Exactly how low unemployment will need to get before wages start to rise is an open question but in pre-pandemic United States unemployment was down to a tiny 3.5%, the lowest level since 1969, and still wage growth was just beginning to lift and inflation remained soft.
It has been a similar story here with unemployment in NSW falling to just 4% in early 2019, with no evidence of a big spike in wages growth or inflation.
Then the pandemic hit and all bets were off as large slabs of the economy closed down and jobs were shed rapidly.
That suggests Australian unemployment may also need to go very low before wage growth hits acceptable levels and starts to feed through into inflation.
At the moment wage growth is stuck at a miserly 1.4%, so it is going to take a significant shift for that number to more than double to hit the RBA’s sweet spot.
Still, the numbers are heading the right way, with February’s unemployment numbers falling from 6.3% to 5.8% as the bounce-back from the pandemic continued, with the March figure falling by another 0.2% to 5.6%, with the end of JobKeeper the only uncertainty from here on.

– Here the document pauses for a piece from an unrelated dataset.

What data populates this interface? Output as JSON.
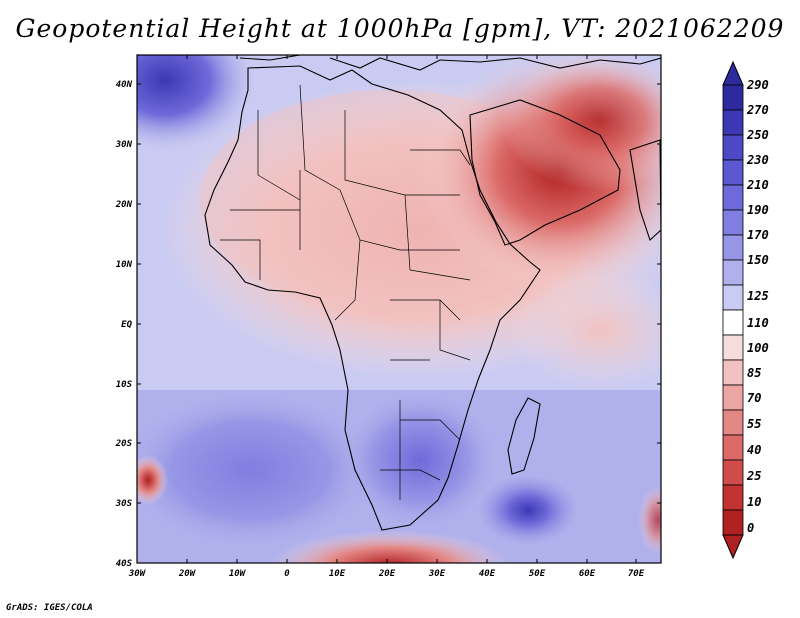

That trend should help drive an uptick in wage growth if the employment market continues to tighten and employers are forced to offer a bit more to attract the right person to fill a role.
Low unemployment essential to kick start wage rises
As unemployment falls, skills shortages begin to develop and the cost of labour rises as the pool of people wanting jobs decreases.
One change that might continue to help produce a tight job market is the lack of international travel, which has greatly slowed the flow of migrants and international students into Australia, which is likely to drive some skill shortages.
We have seen this phenomenon in low skilled areas such as fruit picking which are often filled by student and backpacker labour and it is possibly sending ripples further up the employment value chain as well.
Still, there are few economists predicting that the job market will tighten enough to produce wage growth of 3% for years, due to the slow pace of many wage gains as they grind through the industrial award system.
Where are unions when you need them?
Other trends which weaken the pressure for wage gains include the much weaker position and coverage of the union movement, greater job competition through offshoring and greater use of labour replacing technology.
All are contributing to a lowering of the rate of unemployment required before we get levels of wage growth even approaching what Dr Lowe has prescribed.
However, the economic consensus is that it will take a really sustained period of low unemployment to get wages growth anywhere near the 3% Dr Lowe is targeting.
Which means that if that target remains, interest rates really might be held lower for much longer.